The kernel module of the VSIB board uses a large ring buffer in main memory to store VSI data. A typical buffer size is 128MB. Data read by a user from the /dev/vsib block device is internally read from this memory buffer. Being a ring buffer, it contains a short-term history of past VSI data. For example when the VSIB data capture rate is 512Mbit/s, a buffer of 128MB size would contain the last 1288/512 = 2 seconds of 8-bit data, which means 2s(8/32) = 0.5 actual seconds of 32-bit VSI data.

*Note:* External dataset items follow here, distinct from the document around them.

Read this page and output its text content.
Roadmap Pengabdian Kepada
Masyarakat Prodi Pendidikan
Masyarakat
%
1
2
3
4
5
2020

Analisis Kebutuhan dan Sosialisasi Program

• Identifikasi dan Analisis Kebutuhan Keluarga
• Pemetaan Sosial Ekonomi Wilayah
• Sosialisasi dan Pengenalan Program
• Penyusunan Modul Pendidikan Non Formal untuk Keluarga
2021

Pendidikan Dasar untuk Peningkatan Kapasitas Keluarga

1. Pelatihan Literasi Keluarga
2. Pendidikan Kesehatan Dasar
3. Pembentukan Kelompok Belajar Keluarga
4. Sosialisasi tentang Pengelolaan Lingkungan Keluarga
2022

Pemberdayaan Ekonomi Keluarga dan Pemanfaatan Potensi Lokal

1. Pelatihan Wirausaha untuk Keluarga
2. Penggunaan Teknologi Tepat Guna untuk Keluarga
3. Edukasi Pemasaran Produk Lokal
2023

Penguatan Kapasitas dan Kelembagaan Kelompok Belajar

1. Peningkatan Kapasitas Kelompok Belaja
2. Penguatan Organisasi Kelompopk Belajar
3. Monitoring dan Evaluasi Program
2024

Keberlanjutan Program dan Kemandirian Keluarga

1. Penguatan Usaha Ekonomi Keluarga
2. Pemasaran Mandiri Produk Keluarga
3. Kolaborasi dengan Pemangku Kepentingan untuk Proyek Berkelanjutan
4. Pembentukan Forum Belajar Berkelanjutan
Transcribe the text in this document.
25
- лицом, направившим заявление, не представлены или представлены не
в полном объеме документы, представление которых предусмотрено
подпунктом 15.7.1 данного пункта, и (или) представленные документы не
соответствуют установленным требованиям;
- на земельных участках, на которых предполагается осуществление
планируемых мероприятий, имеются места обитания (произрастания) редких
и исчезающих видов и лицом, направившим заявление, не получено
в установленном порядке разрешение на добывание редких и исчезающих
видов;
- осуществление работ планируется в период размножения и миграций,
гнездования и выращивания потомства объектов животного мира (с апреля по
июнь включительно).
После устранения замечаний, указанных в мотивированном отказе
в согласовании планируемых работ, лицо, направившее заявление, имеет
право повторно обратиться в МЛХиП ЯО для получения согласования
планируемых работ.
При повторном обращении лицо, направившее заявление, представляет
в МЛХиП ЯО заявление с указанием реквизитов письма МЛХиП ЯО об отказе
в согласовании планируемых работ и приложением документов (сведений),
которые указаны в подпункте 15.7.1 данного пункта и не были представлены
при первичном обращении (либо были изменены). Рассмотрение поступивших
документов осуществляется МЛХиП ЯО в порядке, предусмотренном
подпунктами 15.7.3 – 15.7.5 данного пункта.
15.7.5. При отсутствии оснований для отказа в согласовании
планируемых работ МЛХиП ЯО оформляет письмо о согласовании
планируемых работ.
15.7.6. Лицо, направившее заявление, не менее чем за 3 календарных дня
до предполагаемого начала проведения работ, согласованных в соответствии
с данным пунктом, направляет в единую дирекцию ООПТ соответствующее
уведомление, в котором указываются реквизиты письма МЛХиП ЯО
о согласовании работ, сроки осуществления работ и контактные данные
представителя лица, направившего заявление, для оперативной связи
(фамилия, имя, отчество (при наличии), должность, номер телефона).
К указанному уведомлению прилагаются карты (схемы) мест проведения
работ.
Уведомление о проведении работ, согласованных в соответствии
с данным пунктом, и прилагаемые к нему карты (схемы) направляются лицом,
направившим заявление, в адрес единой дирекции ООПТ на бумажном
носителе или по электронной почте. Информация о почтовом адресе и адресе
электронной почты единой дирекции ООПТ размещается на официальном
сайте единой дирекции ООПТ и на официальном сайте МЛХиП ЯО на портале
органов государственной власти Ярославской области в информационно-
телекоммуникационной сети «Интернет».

Since the VSIB kernel module supports seek(), the user is able to access past data inside this 0.5s window.
Another difference in the real-time server version is that when the client requests a file to download, instead of being the name of a real existing file, the filename string now specifies the parameters to be used for the VSIB recording, such as the starting time in UTC and the length of the recording.
Since the VSIB block device externally looks like it is of unlimited size (the VSIB board samples the VSI connector continuously in time and never runs out of data), the desired recording length in bytes has to be passed inside the filename to the real-time server (which still thinks in blocks).
The filename is also parsed for an UTC encoded recording start time - the server will then wait until the specified time before reading and sending data.
When the server is told to transmit a new block, it will read it from the VSIB block device with a read() and send the complete data block to the client. Unlike in the "normal" server, the transmit rate is not limited to some specified used value by doing short pauses in software. Instead the rate is automatically limited by the speed at which data is clocked into the VSIB board from the VSI connector, for example 512Mbit/s.
When the server is told to retransmit an old block, it is done exactly the same way as in the normal Tsunami version. The VSIB block device is seek()'ed to the correct block and the data is read, thus the data comes from the VSIB module's buffer i.e. the VSI data history (instead of a "real" file on a disk). The entire read data block is then sent out the normal way as an UDP packet to the client. However, since past data is available immediately, for these old blocks the short pause in software is implemented, to limit the transmission rate and not flood the network connection.
Note that the current implementation of the real-time Tsunami server does not yet check if a requested block falls outside of the time range of the available VSI data history.
Since the transmission is in real-time at the rate that data comes in from the VSIB board, the receiving client side must be able to write to disk faster than at this real-time VSIB data rate. In addition, the VSIB driver buffer size on the server (configured in the kernel and passed to the VSIB module/driver) should be large enough to accomodate at least 0.5s of past data so that the usual short glitches present in any shared network connection e.g. over Internet do not cause data loss.